Evangelical Association Hopes to Help Pastors With Finances
The National Association of Evangelicals, thanks to a grant from the Lilly Endowment, plans to analyze the challenges that pastors face when trying to manage what are often meager salaries.
Evangelical pastors typically put their mission above financial gain. That’s not to say, however, that the difficulty of living within modest means isn’t being addressed.
As 2016 kicked off, the National Association of Evangelicals (NAE) announced that it is launching a multiyear initiative to assist pastors with the economic challenges that can come with their role.
The association is working closely with the Lilly Endowment, which last month made financial grants [PDF] to 28 religious organizations, including churches, dioceses, and nonprofit foundations. NAE itself received $1 million through the endowment’s National Initiative to Address Economic Challenges Facing Pastoral Leaders. (According to the endowment, the programs it is funding are tailored to the needs of leaders of each religious group.)

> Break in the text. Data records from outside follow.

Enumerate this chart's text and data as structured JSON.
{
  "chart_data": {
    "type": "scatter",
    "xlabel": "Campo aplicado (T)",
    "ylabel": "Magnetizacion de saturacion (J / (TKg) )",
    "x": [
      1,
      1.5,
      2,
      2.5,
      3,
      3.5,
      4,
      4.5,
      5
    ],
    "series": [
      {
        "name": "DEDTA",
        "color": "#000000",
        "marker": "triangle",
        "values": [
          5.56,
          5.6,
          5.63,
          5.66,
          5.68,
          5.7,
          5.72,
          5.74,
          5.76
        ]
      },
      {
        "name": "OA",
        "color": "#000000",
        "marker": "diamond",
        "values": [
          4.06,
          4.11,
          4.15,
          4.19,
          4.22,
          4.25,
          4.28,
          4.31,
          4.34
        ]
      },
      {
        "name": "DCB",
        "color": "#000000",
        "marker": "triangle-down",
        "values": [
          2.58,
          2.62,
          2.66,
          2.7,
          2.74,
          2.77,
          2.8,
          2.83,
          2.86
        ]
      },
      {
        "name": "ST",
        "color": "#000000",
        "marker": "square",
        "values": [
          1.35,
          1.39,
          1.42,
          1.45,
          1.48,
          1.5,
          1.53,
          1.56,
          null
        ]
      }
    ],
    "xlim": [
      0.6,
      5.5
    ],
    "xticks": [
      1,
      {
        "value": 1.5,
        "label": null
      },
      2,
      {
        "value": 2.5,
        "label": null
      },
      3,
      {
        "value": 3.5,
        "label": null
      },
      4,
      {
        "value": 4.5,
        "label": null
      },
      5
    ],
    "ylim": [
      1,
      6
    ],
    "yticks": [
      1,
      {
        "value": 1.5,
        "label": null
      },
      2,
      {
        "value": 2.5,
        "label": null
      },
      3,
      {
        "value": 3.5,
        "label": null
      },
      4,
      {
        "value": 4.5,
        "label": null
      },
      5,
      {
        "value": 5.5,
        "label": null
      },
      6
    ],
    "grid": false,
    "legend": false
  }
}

“Financial challenges often add stress to the already difficult and demanding role of pastors today,” NAE President Leith Anderson said in a news release. “We have had the desire to address this issue for a long time and are pleased to partner with Lilly Endowment on a topic that will directly impact the ministry of thousands of pastors across the United States.”

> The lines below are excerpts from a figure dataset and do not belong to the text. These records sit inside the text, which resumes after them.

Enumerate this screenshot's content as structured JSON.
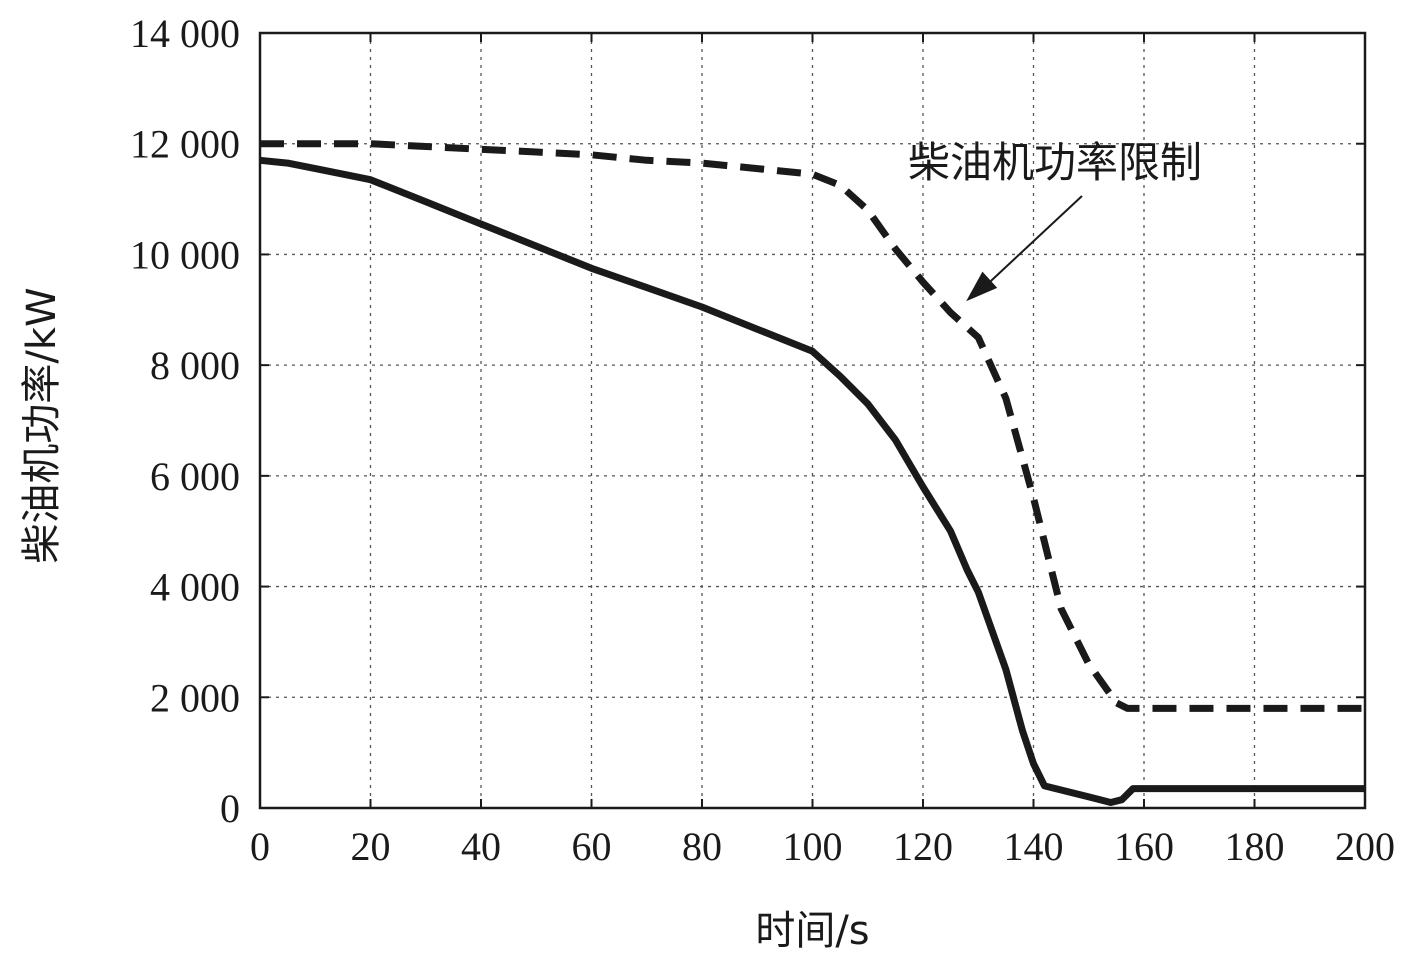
{
  "chart_data": {
    "type": "line",
    "title": "",
    "xlabel": "时间/s",
    "ylabel": "柴油机功率/kW",
    "xlim": [
      0,
      200
    ],
    "ylim": [
      0,
      14000
    ],
    "x_ticks": [
      0,
      20,
      40,
      60,
      80,
      100,
      120,
      140,
      160,
      180,
      200
    ],
    "x_tick_labels": [
      "0",
      "20",
      "40",
      "60",
      "80",
      "100",
      "120",
      "140",
      "160",
      "180",
      "200"
    ],
    "y_ticks": [
      0,
      2000,
      4000,
      6000,
      8000,
      10000,
      12000,
      14000
    ],
    "y_tick_labels": [
      "0",
      "2 000",
      "4 000",
      "6 000",
      "8 000",
      "10 000",
      "12 000",
      "14 000"
    ],
    "grid": true,
    "series": [
      {
        "name": "柴油机功率限制",
        "style": "dashed",
        "color": "#1a1a1a",
        "x": [
          0,
          10,
          20,
          30,
          40,
          50,
          60,
          70,
          80,
          90,
          100,
          105,
          110,
          115,
          120,
          125,
          130,
          135,
          140,
          145,
          150,
          155,
          157,
          160,
          170,
          180,
          190,
          200
        ],
        "y": [
          12000,
          12000,
          12000,
          11950,
          11900,
          11850,
          11800,
          11700,
          11650,
          11550,
          11450,
          11250,
          10800,
          10100,
          9500,
          8950,
          8500,
          7400,
          5600,
          3600,
          2600,
          1900,
          1800,
          1800,
          1800,
          1800,
          1800,
          1800
        ]
      },
      {
        "name": "",
        "style": "solid",
        "color": "#1a1a1a",
        "x": [
          0,
          5,
          10,
          20,
          30,
          40,
          50,
          60,
          70,
          80,
          90,
          100,
          105,
          110,
          115,
          120,
          125,
          128,
          130,
          135,
          138,
          140,
          142,
          144,
          150,
          154,
          156,
          158,
          160,
          170,
          180,
          190,
          200
        ],
        "y": [
          11700,
          11650,
          11550,
          11350,
          10950,
          10550,
          10150,
          9750,
          9400,
          9050,
          8650,
          8250,
          7800,
          7300,
          6650,
          5800,
          5000,
          4300,
          3900,
          2500,
          1400,
          800,
          400,
          350,
          200,
          100,
          150,
          350,
          350,
          350,
          350,
          350,
          350
        ]
      }
    ],
    "annotations": [
      {
        "text": "柴油机功率限制",
        "target_x": 126,
        "target_y": 9100
      }
    ]
  }
}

The funds granted to NAE aren’t going directly to pastors but rather will be used to design and implement sustainable programs that help NAE better understand the financial challenges of pastors, improve the organization’s financial programs, highlight educational programs and other resources available to pastors and their spouses, and provide financial resources for religious denominations.

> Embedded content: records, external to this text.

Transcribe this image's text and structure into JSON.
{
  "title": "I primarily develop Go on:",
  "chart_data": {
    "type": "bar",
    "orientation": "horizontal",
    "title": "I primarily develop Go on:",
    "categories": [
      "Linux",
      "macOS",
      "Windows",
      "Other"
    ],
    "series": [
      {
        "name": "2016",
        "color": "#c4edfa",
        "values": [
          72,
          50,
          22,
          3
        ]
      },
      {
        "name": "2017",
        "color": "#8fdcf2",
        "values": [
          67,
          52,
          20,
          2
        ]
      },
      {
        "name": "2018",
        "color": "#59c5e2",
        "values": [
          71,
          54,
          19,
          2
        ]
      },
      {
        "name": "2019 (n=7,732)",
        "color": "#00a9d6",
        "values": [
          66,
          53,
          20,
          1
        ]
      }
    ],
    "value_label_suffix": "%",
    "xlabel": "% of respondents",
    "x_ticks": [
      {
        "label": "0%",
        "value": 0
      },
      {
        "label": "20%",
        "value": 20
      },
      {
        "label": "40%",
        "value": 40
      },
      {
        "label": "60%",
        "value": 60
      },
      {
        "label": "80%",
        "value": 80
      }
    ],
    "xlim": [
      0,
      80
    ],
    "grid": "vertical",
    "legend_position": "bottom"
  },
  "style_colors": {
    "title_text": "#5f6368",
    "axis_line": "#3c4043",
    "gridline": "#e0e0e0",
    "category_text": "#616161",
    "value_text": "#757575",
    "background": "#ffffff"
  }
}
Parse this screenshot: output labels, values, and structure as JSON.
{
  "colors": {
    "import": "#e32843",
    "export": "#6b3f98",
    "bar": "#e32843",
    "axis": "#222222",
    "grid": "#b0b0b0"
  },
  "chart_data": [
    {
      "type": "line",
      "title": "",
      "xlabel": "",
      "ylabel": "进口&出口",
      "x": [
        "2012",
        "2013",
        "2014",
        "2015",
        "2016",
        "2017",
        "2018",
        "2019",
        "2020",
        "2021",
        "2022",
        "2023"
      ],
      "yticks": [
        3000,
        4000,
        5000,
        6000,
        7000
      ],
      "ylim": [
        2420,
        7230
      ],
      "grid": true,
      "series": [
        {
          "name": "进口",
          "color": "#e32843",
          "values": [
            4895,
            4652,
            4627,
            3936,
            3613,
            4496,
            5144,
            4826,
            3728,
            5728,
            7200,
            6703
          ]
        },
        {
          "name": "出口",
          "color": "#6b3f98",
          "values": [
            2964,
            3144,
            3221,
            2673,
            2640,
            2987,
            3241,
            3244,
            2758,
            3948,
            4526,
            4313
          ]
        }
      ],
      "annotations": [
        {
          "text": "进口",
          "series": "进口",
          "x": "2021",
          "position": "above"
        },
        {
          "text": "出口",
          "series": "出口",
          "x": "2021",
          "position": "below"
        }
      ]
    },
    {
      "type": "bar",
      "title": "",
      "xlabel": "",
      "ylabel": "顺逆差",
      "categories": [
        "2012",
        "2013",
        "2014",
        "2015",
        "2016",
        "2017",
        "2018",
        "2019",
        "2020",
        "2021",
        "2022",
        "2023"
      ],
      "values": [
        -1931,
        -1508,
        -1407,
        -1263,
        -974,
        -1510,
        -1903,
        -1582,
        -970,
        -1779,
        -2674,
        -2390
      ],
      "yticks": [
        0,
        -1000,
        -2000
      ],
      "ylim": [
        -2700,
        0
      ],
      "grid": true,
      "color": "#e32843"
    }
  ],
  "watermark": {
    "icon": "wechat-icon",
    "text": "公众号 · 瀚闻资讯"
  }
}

“These organizations understand that these kinds of financial challenges can impair the ability of pastors to lead their congregations effectively. They recognize the importance of the financial well-being of pastors and the implications for the congregations they serve,” Christopher Coble, the Lilly Endowment’s vice president for religion, said in the media announcement [PDF].
With this new grant, NAE, which represents more than 45,000 local churches, hopes to change the conversation around, and perhaps remove, the financial frustration that can sometimes scare off those interested in becoming pastors.